What if I told you that I ate lunch at a San Francisco high school recently and sampled Israeli couscous with beets … rainbow chard with white beans … coconut-cilantro rice with yams and broccoli … Brussels sprouts and apples with shallots, mashed kabocha and butternut squash … and celery root soup?
While the Jewish Community High School of the Bay’s lunch program has gained notice since Jesse Buckner-Alper started it in 2005, for its emphasis on healthy, organic, vegetarian and kosher food — even winning a Golden Carrot award from Physicians Committee for Responsible Medicine — the school is not resting on its laurels. Rather, lunch director Risa Lichtman has instituted an Eat Local Day, which I attended last month.
(The students don’t eat like that every day; regular days are still mostly organic and fully vegetarian, but not with quite as much selection, e.g., pasta day and taco bar day are standards.)
Feeding 180 students and staff with the school’s infamous kitchen — the former podiatry school has no ovens or stoves, only six hot plates — such healthy food with everyone’s dietary restrictions is no small task.
“I try to stay away from all white foods,” Lichtman said, “as well as expose the kids to foods they might not have tried before.”
Risa Lichtman, lunch director at JCHS of the Bay photos/alix wall This is the Bay Area, though, and while some students are sophisticated foodies, others are not. “Quinoa is always an option on pasta day,” Lichtman said. “Some kids are into it, some aren’t, and some had never seen it before.”
There are also several barbecue days that happen each school year. For those, Lichtman orders from Grow & Behold, a New York–based kosher meat company that sources all of its meat from small farms, where the animals are treated ethically.
“People notice that it tastes better,” she said.
Lichtman integrates the lunch program into the fabric of the school as much as possible. For example, students have helped her make kimchi (a fermented Korean dish), and an algebra teacher has taken figures from Lichtman’s kitchen budget to incorporate into tests.

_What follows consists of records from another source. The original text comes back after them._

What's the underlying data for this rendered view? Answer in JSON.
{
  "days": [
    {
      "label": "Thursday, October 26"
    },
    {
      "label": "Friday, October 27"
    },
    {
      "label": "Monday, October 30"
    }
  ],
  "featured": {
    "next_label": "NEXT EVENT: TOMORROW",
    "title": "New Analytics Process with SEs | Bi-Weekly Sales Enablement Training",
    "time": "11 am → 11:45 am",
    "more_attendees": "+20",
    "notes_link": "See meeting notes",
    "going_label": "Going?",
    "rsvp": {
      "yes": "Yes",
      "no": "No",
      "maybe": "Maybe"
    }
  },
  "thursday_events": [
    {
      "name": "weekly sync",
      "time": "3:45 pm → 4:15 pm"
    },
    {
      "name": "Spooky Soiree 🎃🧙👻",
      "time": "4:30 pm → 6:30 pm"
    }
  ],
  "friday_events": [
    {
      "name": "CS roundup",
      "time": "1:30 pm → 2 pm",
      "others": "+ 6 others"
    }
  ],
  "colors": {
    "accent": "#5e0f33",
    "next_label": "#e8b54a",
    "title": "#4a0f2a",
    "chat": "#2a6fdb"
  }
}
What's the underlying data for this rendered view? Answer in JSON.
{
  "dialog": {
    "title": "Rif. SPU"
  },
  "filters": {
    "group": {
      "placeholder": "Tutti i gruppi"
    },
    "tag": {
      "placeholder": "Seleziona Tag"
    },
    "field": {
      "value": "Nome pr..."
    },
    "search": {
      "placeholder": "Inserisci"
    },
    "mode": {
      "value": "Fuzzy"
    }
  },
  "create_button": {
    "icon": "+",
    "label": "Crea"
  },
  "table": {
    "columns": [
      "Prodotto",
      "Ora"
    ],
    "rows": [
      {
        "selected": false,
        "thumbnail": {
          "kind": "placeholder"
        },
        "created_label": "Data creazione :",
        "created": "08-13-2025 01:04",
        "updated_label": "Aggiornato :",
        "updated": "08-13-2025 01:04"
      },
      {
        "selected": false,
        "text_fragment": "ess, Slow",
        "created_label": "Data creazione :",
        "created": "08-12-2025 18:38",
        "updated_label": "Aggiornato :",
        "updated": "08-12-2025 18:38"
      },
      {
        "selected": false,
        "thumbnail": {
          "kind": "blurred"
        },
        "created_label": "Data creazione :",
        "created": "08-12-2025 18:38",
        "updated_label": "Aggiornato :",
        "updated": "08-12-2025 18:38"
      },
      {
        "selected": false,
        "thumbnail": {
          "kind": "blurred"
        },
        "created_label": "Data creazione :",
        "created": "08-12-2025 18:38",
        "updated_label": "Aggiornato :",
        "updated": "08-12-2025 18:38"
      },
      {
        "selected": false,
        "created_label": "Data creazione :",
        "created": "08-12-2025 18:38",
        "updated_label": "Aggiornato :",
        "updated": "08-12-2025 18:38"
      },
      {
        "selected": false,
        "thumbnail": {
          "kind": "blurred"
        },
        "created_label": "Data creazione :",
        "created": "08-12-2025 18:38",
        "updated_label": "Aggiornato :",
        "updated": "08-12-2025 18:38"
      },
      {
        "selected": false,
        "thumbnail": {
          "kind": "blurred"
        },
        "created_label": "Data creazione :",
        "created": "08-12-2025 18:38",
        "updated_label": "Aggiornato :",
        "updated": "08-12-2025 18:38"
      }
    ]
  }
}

Some of the selections at Eat Local Day last month “I didn’t really think about my food choices until college, so it’s exciting that we’re planting the seeds now,” Lichtman said. Overall, the lunch program is definitely noticed by the students.
Senior Boris Shkurko said that before he began attending JCHS, “Food was just food,” adding that given his family’s Russian background, he ate very differently at home than how he eats at school now.
Besides being exposed to a host of new foods, he said, he has learned how his food choices have an impact not only on his body, but on the greater community.
On Eat Local Day, much of the produce on the menu above came from local farms or the Civic Center farmers market. Also, before lunch, Antonio Roman-Alcala, an urban farmer and food activist, showed clips from his film “In Search of Good Food.”